Finding the triangle of collision between ray mesh collision

I am trying to find the triangle a ray has collided with on the mesh. CollisionEntry does not seem to hold anything other then the objects involved and the surfaceNormal and collisionPoint. To do this internally it must have found the specific triangle, but I can’t find a way to access that.

I am trying to find the exact triangle so that I can interpolate my contact point across the smoothed normals of each vertex so my character is less jerky when moving around.

Any pointers would be appreciated.

CollisionEntry.getInto() will return the specific triangle of the collision.

David

Thanks for the quick reply. I guess I assumed that was an entire node but it looks like that should work. Thanks again.

Actually I am still stuck. Looking at the code getInto() is returning a CollisionSolid, this has no triangle specific code.

I experimented to see if perhaps I could still access attributes from CollisionPolygon but I don’t seem to be able to.

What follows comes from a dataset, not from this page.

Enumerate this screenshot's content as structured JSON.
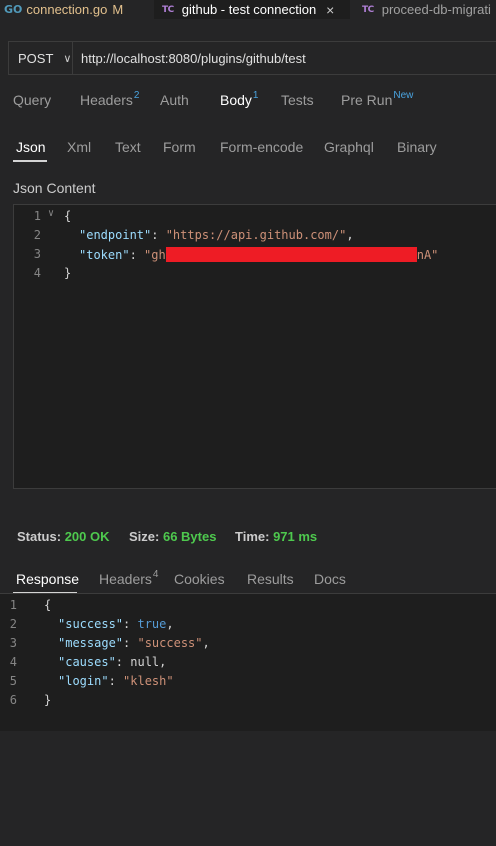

When I print the into node the output seems to imply it is a CollsionGeom which is a base of CollisionPolygon. At least this was the only reference to “cgeom” I found when grepping the source.

CollisionGeom is actually a subclass of CollisionPolygon, not a parent class. You should be able to directly access the methods of CollisionPolygon on objects of this type.

But, wait, I see the problem. It’s because CollisionGeom’s init_type() method wasn’t called, so its pointer comes out as the base class CollisionSolid instead. Shoot, that’s a bug.

Well, I’ll check in a fix. But it occurs to me that even with this fix, it still won’t give you the information you’re looking for: the CollisionGeom no longer has a record of the smoothed normals that went into it. It only has the computed surface normal of that particular triangle. The smoothed normals are only used for lighting calculations, and aren’t involved in the collision intersection, so there’s no record of them. (The “triangle” object itself doesn’t actually exist anywhere as an object; it’s just a few numbers in the middle of a big table, so there’s no way to store a back pointer to the actual “triangle” that you see onscreen.)

Still, if you are referring to a generated mesh e.g. via GeoMipTerrain, you should be able to figure out the point within the mesh with the (x, y) coordinates of the collision, and that will give you the appropriate smoothed normal. If it’s some other kind of mesh, you may need to find some other solution; for instance, to store all of the appropriate normals in a big lookup table.